Dideoxy Sequencing

Earlier descriptions of molecular genetic techniques liberally omitted many important steps in order to focus on conceptual issues. Here, the major technique for sequencing DNA in the human genome project is described in some detail. It can help to give you an appreciation of the laboratory techniques used in modern molecular genetics.

As with all human molecular technique, sequencing begins with biological material, almost always blood. Through a series of steps that need not concern us, the DNA from the blood cells is extracted and purified. A very small sample of this DNA is then used for analysis.

The physical process of extraction and purification breaks the DNA at large number of random places. However, very long fragments of DNA—too long to work with—still remain. Hence, the DNA is often bathed with a restriction enzyme to cut it into fragments of more manageable size.

The next step is to amplify the DNA section that we want to sequence by using PCR. At the end of this stage, there are now many millions of copies of the DNA section that is to be sequenced.

The actual sequencing procedure begins with the first few steps of the PCR technique (Figure 1). The DNA is heated so that the double-stranded helix breaks apart into two single strands (a process called denaturing). Then a primer—the identical one used in the PCR—is added. This primer is a small section of single-stranded nucleotides that will bind with its complementary section of DNA that was previously amplified in the PCR.

The next step is to synthesize rest of the double-stranded DNA starting with the primer. Essentially, this is the same process as DNA replication but here it is performed in the test tube instead of the cell nucleus. The two major ingredients for replication are: (1) a large number of free nucleotides; and (2) a polymerase enzyme that will build the chain.

Figure 2 shows the DNA with its nucleotide "soup." The majority of nucleotides in the soup have the same chemical composition as the nucleotides in ordinary DNA. The clever trick in this step of the process is the addition of a small amount of specially engineered nucleotides that have two key features. This first is that these nucleotides are chain terminating. That is, whenever one of these special nucleotides gets entered into the chain, the process of building the double helix stops dead in its tracks. The second important property is that each special nucleotides is "color-coded" through a chemical tag so that it will fluoresce into a specific color when exposed to the appropriate light conditions. Each type of these special nucleotides is given a different color—e.g., green for adenine, yellow for thymine, etc.

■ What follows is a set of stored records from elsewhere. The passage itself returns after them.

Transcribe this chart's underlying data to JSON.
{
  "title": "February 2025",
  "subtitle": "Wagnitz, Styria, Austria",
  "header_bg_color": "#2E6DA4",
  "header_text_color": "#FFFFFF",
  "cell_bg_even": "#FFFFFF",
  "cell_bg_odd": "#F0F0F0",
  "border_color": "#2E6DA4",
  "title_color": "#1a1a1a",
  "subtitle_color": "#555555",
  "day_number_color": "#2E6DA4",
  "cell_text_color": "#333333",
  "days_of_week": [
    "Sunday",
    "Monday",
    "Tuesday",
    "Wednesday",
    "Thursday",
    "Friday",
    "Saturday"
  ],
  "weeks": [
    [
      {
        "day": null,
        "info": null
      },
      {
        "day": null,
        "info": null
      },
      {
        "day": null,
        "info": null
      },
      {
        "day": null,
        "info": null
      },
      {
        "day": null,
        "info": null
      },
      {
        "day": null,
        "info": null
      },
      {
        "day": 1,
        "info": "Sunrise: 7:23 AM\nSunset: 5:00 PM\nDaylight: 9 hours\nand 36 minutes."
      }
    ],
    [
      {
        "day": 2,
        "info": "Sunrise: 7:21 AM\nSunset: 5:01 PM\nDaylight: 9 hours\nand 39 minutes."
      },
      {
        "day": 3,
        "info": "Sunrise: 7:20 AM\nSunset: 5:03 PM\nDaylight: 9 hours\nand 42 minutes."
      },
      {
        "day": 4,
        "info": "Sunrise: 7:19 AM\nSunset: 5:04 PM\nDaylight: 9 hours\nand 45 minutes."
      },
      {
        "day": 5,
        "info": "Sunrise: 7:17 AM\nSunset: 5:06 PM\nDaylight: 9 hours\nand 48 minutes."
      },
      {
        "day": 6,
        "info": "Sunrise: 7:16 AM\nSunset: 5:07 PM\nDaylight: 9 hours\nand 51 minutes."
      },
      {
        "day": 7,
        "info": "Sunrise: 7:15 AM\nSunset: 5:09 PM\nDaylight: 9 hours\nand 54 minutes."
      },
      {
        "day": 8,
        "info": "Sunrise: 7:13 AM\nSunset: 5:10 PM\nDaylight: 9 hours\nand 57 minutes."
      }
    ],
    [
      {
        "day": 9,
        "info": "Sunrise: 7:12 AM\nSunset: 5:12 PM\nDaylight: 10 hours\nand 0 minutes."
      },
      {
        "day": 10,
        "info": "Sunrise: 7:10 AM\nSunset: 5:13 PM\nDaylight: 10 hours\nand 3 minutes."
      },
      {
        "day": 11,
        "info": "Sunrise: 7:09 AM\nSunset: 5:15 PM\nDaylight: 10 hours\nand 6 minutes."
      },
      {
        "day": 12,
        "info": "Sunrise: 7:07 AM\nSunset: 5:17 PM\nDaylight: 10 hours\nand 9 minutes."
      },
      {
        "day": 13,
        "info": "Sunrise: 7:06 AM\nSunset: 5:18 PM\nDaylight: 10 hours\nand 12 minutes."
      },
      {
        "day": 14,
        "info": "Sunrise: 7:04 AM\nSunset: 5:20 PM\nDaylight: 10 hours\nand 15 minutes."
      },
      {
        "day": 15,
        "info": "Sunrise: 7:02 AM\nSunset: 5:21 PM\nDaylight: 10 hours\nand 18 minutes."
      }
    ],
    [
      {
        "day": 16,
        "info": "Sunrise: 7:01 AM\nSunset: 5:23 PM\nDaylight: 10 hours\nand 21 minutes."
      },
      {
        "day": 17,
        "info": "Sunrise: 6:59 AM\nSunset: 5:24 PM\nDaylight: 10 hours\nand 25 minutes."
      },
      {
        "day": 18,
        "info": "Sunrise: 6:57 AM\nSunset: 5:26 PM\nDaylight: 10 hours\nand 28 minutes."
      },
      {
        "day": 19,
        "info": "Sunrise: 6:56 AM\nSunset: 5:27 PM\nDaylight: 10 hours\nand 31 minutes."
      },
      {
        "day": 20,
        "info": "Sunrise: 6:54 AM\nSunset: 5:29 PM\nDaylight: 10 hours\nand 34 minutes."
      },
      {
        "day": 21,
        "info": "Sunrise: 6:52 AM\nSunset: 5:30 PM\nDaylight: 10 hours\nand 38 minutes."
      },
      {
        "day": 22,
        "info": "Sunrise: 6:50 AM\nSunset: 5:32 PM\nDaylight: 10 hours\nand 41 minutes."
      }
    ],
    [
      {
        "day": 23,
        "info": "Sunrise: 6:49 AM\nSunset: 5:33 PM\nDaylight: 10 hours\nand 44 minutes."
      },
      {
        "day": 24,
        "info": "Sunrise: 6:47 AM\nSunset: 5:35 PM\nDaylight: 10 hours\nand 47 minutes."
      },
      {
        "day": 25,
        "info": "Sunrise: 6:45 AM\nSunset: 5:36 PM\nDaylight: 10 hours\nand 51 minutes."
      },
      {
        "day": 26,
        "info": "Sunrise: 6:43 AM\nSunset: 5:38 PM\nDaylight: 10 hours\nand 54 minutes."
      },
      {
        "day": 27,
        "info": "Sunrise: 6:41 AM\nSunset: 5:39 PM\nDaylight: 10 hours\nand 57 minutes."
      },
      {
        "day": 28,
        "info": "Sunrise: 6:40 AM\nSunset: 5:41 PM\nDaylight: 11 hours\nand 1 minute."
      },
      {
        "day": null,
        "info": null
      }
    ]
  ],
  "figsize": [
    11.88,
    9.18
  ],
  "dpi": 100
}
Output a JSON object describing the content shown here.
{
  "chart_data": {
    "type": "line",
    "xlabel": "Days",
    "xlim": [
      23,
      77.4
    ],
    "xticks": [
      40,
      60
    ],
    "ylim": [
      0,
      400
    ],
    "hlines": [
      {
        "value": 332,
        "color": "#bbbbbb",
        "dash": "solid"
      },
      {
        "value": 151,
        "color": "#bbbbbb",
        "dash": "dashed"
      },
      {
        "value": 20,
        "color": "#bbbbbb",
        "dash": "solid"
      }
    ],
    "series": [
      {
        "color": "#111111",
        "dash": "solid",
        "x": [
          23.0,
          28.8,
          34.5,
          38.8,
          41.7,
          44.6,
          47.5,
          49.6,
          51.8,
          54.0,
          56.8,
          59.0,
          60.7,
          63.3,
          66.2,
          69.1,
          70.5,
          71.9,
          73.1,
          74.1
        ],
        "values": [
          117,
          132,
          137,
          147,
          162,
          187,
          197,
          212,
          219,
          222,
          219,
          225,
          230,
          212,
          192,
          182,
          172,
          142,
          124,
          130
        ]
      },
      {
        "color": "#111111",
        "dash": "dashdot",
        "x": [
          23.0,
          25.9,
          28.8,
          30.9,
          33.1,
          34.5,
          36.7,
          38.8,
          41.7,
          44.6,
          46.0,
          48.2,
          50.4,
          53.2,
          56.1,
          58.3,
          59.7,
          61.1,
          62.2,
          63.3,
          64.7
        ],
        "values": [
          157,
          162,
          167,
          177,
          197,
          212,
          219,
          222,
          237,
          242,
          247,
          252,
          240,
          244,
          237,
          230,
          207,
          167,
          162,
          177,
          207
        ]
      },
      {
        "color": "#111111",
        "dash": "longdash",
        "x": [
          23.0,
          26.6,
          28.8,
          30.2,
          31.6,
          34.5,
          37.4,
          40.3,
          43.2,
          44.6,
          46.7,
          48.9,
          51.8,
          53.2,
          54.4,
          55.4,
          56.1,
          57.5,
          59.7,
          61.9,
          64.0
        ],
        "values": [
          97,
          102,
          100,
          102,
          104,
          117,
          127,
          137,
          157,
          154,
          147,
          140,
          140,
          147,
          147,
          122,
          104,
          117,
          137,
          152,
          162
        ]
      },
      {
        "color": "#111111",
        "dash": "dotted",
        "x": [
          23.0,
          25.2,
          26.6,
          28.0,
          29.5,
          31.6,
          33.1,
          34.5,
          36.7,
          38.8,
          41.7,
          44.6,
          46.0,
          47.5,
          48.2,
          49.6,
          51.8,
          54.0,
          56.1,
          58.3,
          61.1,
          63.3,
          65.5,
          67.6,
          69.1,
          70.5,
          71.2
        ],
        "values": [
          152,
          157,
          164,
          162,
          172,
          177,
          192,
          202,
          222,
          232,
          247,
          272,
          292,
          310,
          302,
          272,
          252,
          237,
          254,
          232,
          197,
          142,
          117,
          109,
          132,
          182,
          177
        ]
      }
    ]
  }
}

Next, millions of polymerase molecules are added (Figure 3). The polymerase is a complicated enzyme that ordinarily acts to replicate DNA in the cell after the hydrogen bonds are split and the double helix is split into two single strands. To imbue polymerase with a sentience that it really lacks, one could say that the molecule grabs free nucleotides, inspects the next nucleotide in the single-stranded chain, and then "glues" the appropriate nucleotide partner into the other DNA strand. For example, if the next nucleotide on the single strand is A, then the polymerase will place a T on the growing strand.

The next step is simply to wait and let nature take its course. Because there are millions of single-stranded DNA fragments with primer attached to them, millions of polymerase molecules, and several gazillion nucleotides, millions of double-stranded DNA molecules will be synthesized. However, these complementary DNA strands will be of different lengths because of the chance incorporation of special nucleotides. Whenever one of these special nucleotides is placed into the chain, further synthesis of the DNA strand stops. The net result is many millions of copies of double-stranded DNA, but all of different lengths (Figure 4).

If the DNA mixture is now heated, the double-stranded DNA will break down into its single strands, giving a large number of single-stranded DNA molecules of various lengths (Figure 5). The next step is to load the single-stranded DNA onto an electrophoretic gel. The new forms of electrophoresis are so sensitive that they can detect the difference between two DNA strands that differ in length by only one nucleotide. The result after electrophoresis is completed is depicted in Figure 6, where the fragments would have been loaded on the top of the figure.

When the gel is viewed under the appropriate lighting, the bands will fluoresce. Because the special nucleotides are color-coded, simply reading the sequence of colors gives the nucleotide sequence of the DNA (Figure 7).

This type of sequencing procedure is now highly automated. There are specialize sequencing machines that are essentially computerized robots that perform the automated tasks of timing, heating and cooling, and pipetting mixtures. The newer models also contain a special capillary tube that permits the electrophoresis to be done automatically. Laser lighting and optical scanning allows the colors to be read by a computer. All the data are processed by specialized software that analyzes the sequence, flags areas of uncertainty, and stores the data.